ASPRS Releases Guidelines on Vertical Accuracy Reporting Requirements for Lidar-Derived Elevation Data
Adoption of the ASPRS Lidar Guidelines Vertical Accuracy Reporting for Lidar Data V1.0 was approved by the American Society for Photogrammetry and Remote Sensing (ASPRS) Board of Directors in May 2004. This is the first in a series of guidelines to be published by ASPRS covering the emerging technology of lidar and its use in the mapping sciences. Created by the ASPRS Lidar Committees Working Group on lidar guidelines and standards, the guidelines have undergone a public review process and represent the best practices and reporting methods endorsed by ASPRS when working with lidar-derived elevation data.
ASPRS recommends that all mapping professionals adhere to and follow these guidelines when generating or contracting for mapping products derived from lidar data. As part of the Lidar Committees Working Group efforts, the ASPRS guidelines were harmonized with the relevant sections of the Guidelines for Digital Elevation Data (Version 1.0) released by the National Digital Elevation Program (NDEP).
The Guidelines cover the recommended methods for measuring and reporting the vertical accuracy of elevation data recorded by airborne lidar mapping instruments. Essentially, they outline necessary steps to analyze the vertical accuracy of elevation data generated using airborne light detection and ranging or laser radar (lidar) technology. In addition, the Guidelines cover determining what level of accuracy can be associated with a mapping product, such as a contour map, that is generated from a given lidar data set (or conversely, what level of accuracy is required in the lidar data to support a given contour interval map). Finally, they also include recommendations for the proper planning and implementation of appropriate ground checkpoints to support a lidar data set, including how to handle different land cover classes across a project site.
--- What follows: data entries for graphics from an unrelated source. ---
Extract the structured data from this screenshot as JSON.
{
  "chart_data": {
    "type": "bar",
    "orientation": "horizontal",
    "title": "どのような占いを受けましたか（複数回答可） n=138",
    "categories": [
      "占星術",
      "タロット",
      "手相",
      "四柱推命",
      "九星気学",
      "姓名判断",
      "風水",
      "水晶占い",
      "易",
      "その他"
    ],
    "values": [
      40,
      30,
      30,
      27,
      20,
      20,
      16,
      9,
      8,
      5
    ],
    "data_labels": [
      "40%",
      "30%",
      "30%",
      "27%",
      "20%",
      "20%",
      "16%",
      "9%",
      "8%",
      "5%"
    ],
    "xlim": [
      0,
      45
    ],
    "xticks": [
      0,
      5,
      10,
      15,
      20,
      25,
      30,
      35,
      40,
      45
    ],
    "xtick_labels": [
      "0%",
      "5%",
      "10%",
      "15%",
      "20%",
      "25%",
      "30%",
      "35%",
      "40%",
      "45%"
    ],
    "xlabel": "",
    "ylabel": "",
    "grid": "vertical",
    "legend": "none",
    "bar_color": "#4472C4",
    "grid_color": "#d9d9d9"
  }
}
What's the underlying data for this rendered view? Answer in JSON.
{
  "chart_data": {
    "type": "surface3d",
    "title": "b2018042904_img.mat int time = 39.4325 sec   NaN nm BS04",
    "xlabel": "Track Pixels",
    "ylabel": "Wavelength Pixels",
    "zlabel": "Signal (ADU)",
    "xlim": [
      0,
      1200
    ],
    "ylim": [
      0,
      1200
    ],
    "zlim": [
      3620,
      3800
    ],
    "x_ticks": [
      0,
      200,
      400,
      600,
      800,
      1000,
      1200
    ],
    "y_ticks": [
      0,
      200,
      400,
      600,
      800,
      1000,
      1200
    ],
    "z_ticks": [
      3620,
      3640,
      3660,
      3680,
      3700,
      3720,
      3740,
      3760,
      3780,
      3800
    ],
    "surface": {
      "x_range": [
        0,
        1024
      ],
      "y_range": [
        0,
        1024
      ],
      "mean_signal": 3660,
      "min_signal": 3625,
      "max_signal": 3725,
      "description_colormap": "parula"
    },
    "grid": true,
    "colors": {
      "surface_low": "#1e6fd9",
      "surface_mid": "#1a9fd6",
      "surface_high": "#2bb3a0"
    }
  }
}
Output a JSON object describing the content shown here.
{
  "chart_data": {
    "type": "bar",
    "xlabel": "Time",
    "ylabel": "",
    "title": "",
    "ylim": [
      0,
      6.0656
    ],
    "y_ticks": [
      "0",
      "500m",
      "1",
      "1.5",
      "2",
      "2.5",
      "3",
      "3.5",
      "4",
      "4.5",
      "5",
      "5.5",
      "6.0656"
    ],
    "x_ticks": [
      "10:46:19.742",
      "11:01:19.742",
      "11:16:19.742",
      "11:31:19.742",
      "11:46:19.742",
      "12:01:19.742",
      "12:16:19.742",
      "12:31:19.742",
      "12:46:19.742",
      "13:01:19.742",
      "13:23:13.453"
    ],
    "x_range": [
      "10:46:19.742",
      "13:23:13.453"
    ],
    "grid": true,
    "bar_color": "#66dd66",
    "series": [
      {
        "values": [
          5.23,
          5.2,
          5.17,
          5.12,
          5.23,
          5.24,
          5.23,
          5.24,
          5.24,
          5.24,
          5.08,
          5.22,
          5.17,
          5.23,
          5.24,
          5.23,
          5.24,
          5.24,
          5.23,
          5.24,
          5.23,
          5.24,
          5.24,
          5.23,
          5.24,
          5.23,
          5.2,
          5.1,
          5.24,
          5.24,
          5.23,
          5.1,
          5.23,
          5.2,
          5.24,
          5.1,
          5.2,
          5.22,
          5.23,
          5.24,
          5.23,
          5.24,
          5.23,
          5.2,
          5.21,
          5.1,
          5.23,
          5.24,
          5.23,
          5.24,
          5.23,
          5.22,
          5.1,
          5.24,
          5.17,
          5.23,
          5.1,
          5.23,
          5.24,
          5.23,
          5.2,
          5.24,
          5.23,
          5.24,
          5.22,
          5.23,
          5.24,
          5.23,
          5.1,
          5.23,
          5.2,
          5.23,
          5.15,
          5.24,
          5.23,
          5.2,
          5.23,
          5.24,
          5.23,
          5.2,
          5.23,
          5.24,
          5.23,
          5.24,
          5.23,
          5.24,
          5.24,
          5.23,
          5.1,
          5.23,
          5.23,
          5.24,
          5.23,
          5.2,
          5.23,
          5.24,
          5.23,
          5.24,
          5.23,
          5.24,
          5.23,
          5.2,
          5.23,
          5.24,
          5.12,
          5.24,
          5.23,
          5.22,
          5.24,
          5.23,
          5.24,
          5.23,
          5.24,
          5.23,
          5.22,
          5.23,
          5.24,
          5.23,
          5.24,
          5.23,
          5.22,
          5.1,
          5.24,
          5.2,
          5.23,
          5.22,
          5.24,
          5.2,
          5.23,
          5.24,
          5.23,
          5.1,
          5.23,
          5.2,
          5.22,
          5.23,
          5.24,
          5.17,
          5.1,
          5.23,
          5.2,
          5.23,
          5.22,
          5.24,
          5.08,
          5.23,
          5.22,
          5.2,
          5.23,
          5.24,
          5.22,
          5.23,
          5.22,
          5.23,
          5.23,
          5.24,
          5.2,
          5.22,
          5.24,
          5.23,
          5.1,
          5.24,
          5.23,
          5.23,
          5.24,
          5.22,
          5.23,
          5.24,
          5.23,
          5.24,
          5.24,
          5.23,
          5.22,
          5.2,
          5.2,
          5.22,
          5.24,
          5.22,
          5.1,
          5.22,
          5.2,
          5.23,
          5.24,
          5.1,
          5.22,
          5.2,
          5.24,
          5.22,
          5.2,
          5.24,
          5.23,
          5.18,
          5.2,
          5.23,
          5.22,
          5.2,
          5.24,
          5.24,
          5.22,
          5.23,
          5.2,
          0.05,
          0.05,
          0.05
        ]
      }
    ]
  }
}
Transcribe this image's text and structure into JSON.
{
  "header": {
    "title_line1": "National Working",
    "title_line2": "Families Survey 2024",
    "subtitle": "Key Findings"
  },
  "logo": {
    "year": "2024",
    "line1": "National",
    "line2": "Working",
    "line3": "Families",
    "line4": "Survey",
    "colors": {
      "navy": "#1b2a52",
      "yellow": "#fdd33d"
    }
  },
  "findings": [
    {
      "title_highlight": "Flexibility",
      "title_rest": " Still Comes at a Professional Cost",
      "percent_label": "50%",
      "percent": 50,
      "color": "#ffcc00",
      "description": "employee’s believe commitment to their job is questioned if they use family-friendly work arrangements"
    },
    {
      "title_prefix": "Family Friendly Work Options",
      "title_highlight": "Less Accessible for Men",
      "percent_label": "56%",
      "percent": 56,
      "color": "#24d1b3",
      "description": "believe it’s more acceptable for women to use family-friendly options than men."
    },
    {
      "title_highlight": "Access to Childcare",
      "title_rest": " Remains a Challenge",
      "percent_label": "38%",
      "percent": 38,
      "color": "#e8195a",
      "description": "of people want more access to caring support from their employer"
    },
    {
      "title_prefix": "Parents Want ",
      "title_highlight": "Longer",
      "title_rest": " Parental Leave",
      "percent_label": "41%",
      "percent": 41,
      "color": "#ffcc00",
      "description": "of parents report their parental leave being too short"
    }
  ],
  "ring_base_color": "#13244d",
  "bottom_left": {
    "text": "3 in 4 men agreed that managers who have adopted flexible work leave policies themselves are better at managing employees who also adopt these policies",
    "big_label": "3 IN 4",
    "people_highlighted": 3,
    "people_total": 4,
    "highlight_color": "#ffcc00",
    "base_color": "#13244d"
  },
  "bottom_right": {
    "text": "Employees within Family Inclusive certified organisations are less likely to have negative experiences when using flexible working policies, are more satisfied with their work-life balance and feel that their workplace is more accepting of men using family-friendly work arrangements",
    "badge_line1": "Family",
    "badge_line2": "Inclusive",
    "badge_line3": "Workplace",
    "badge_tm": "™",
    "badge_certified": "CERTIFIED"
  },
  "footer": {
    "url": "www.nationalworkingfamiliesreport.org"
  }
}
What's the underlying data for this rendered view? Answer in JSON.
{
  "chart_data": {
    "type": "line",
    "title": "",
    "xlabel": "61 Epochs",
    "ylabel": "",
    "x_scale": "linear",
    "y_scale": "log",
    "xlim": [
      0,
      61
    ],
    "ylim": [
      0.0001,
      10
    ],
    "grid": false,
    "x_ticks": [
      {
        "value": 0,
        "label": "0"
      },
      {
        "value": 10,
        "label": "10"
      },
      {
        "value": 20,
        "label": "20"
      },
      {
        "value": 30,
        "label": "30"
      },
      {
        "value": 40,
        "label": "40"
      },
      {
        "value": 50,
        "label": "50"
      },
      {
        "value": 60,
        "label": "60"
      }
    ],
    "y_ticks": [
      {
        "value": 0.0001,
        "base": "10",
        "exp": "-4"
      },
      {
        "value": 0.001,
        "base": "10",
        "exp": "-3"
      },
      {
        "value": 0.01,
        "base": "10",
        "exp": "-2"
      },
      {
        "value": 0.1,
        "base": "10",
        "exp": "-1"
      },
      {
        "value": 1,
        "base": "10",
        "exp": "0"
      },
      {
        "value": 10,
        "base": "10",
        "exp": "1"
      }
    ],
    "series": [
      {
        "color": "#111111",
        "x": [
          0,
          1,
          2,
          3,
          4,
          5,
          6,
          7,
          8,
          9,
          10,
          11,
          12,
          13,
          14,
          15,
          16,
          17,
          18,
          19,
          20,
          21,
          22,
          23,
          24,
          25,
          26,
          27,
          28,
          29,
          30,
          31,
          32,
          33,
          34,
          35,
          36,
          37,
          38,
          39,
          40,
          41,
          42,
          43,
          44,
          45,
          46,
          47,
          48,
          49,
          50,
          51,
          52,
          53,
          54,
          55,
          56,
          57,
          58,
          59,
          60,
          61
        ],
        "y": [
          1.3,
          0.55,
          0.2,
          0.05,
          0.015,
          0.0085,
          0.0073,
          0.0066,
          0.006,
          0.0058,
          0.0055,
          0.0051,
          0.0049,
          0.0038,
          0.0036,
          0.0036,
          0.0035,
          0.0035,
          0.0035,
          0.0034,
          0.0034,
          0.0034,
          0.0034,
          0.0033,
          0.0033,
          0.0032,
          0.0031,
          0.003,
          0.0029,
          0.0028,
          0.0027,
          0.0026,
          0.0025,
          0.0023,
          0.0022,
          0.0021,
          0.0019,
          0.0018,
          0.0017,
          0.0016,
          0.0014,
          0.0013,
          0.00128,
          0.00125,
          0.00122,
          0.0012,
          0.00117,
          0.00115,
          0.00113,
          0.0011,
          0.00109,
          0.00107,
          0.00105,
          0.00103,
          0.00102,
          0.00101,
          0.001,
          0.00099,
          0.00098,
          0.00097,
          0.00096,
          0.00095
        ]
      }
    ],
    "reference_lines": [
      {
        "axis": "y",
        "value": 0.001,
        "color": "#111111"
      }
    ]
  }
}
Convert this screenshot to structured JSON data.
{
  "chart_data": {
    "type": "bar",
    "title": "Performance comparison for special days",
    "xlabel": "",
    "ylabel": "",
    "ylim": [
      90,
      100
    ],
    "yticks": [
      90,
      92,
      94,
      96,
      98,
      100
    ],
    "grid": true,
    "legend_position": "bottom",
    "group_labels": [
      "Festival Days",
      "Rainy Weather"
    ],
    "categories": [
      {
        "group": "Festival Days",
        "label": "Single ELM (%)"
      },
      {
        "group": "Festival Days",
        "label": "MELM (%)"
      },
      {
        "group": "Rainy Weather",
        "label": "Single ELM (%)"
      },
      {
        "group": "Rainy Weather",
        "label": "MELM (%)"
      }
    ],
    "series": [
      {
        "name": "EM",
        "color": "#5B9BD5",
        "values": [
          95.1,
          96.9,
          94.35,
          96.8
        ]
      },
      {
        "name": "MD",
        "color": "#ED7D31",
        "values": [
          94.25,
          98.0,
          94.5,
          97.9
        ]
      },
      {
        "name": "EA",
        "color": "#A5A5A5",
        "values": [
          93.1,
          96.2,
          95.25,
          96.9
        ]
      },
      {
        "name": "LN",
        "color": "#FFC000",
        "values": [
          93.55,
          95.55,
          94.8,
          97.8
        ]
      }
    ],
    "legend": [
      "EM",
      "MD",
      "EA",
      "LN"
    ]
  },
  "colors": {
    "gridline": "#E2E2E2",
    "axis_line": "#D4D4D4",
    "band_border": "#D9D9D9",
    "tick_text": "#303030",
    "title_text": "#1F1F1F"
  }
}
A strategic goal of ASPRS is to proactively develop standards and guidelines for emerging technologies, said Russell G. Congalton, ASPRS president. The ASPRS guidelines and reports were developed through input from private companies; public comment; federal, state, and local agencies; as well as individual experts. ASPRS has been diligent in including the Federal Geographic Data Committee process into our work, and included the science of surveying and sound mapping principals. ASPRS is committed to ‘standards’, which require consensus and a long time to complete the process. By maintaining a leadership role in the development of these lidar guidelines, ASPRS is fulfilling its obligations to its members and all imaging and geospatial information professionals.